そして過去にも同じことを考えていた人間が何人も居たが、なびかないどころか軽蔑の目を向けてくる晶に皆が敗れ去っていった。
「巽さんと行ってきなさい。彼女もそれを期待しているはずよ」
見当違いな怒りから自身を睨みつけてくる巽へ手を差し出しながら、晶は嘆息混じりに言う。
今までの経験通りに事が進んでしまえば、今回もまた面倒な事になってしまうと分かっている以上それを避けない理由は無い。
「より多くの見目麗しい女性と仲良くしたいんですよ、俺は」
「汝、姦淫するなかれ。わたしはそういう軽薄な男が大嫌いなのよ」
「……随分と辛辣なお言葉ですね」
「貴重なプライベートの時間を奪う部下にまで上司面するつもりなんてないの」
取り付く島の無い晶にブルームスは思わず苦笑を浮かべ、あまりにも神経を逆撫でしてくるブルームスに晶は何度目かの深いため息をつきながら、胸元のメダイを指先で撫でる。
大柄とも小柄とも言えない晶には少し大きく見える、シャツの襟に隠された銀で作られえたメダイ。
――付き合いきれないわ
そう胸中で毒づいた晶はコートとマフラーと鞄を持って立ち去ろうとするも、ブルームスに自身の腰に腕を回して抱き寄せられてしまう。
突然の事に晶は咄嗟にブルームスを突き飛ばそうとするも、自身よりも20cm以上大きい筋骨隆々の男は晶の細腕ではビクともしなかった。

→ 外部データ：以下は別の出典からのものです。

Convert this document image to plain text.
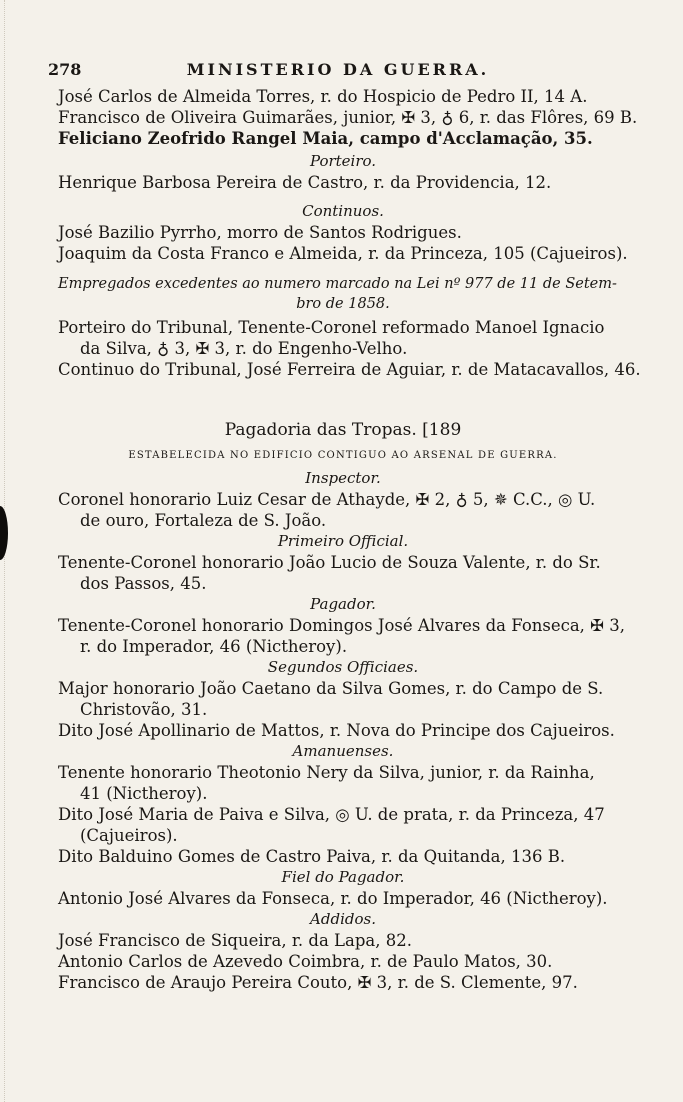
278	MINISTERIO DA GUERRA.
José Carlos de Almeida Torres, r. do Hospicio de Pedro II, 14 A.
Francisco de Oliveira Guimarães, junior, ✠ 3, ♁ 6, r. das Flôres, 69 B.
Feliciano Zeofrido Rangel Maia, campo d'Acclamação, 35.
Porteiro.
Henrique Barbosa Pereira de Castro, r. da Providencia, 12.
Continuos.
José Bazilio Pyrrho, morro de Santos Rodrigues.
Joaquim da Costa Franco e Almeida, r. da Princeza, 105 (Cajueiros).
Empregados excedentes ao numero marcado na Lei nº 977 de 11 de Setem-
bro de 1858.
Porteiro do Tribunal, Tenente-Coronel reformado Manoel Ignacio
da Silva, ♁ 3, ✠ 3, r. do Engenho-Velho.
Continuo do Tribunal, José Ferreira de Aguiar, r. de Matacavallos, 46.
Pagadoria das Tropas. [189
ESTABELECIDA NO EDIFICIO CONTIGUO AO ARSENAL DE GUERRA.
Inspector.
Coronel honorario Luiz Cesar de Athayde, ✠ 2, ♁ 5, ✵ C.C., ◎ U.
de ouro, Fortaleza de S. João.
Primeiro Official.
Tenente-Coronel honorario João Lucio de Souza Valente, r. do Sr.
dos Passos, 45.
Pagador.
Tenente-Coronel honorario Domingos José Alvares da Fonseca, ✠ 3,
r. do Imperador, 46 (Nictheroy).
Segundos Officiaes.
Major honorario João Caetano da Silva Gomes, r. do Campo de S.
Christovão, 31.
Dito José Apollinario de Mattos, r. Nova do Principe dos Cajueiros.
Amanuenses.
Tenente honorario Theotonio Nery da Silva, junior, r. da Rainha,
41 (Nictheroy).
Dito José Maria de Paiva e Silva, ◎ U. de prata, r. da Princeza, 47
(Cajueiros).
Dito Balduino Gomes de Castro Paiva, r. da Quitanda, 136 B.
Fiel do Pagador.
Antonio José Alvares da Fonseca, r. do Imperador, 46 (Nictheroy).
Addidos.
José Francisco de Siqueira, r. da Lapa, 82.
Antonio Carlos de Azevedo Coimbra, r. de Paulo Matos, 30.
Francisco de Araujo Pereira Couto, ✠ 3, r. de S. Clemente, 97.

「それ、この間も触ってましたよね? ちょっと近くで見せてくださいよ」
そう言いながらブルームスは無遠慮にシャツの中のメダイを指先でつまむ。
O Marie, conçue sans péché, priez pour nous qui avons recours à Vous.
(原罪無くして宿り給いし聖マリア、御身に寄り頼み奉る我らのために祈りたまえ)。
そう刻まれた文字に囲まれるようにマリアが佇んでいる、銀で作られた楕円形のくすんだメダイ。
見る人が見れば安物でしかないそれであっても、自身にとっては何物にも変えられないそれを無碍に扱うブルームスが晶には許せなかった。
「いい加減に――」
ブツリ。声を張り上げようとした晶の耳に届いたのは胸元で鳴る、確かに何かが千切れてしまった音。
そして視線を移した晶の黒い瞳に写ったのは、千切れた細い銀の鎖と、節くれだった指でつままれているメダイだった。
「おっと、すいません。弁償しま――」
何とも思っていないと理解出来るほどに軽いブルームスの口調で紡がれた言葉を、肉を打つ乾いた音が遮った。
「……やってくれるじゃねえか」
容赦なく自身の顔へ右手を振りぬいた晶を見下ろしながらブルームスはそう呟いた。
その呟きはとても小さく、他の人間達には聞こえなかったが、巽は普段とは違うブルームスの様子に、花里は張り詰めだした空気に怯え始める。
しかしメダイを無理矢理取り戻した晶は、挑むように頭上のブルームスの青い瞳を見据える。
今までに無い険悪に張り詰めだした空気が辺りを包んだその時、複数の軽い金属とプラスチックが叩きつけられた音が第1総務部室に響き渡る。
「すいません、ペンケースを落としてしまいました」
そう言って床に散らばったアルミ製のペンケースとプラスチック製のペンを指差した此花は、口角を上げたシニカルな笑みを浮かべていた。
そして霧散した空気感に苛立たしげに舌打ちをしたブルームスは、ようやく晶を腕の中から解放する。
「……以降気をつけろ」
「ええ、先輩もそうなさってください。同じ部署の先輩がセクハラで消えるなんて、笑えませんから」
地を這うようなバリトンボイスで告げた言葉に皮肉を返されたブルームスは、舌打ちを1つと乱暴に閉めた扉の音を残して第1総務部を後にした。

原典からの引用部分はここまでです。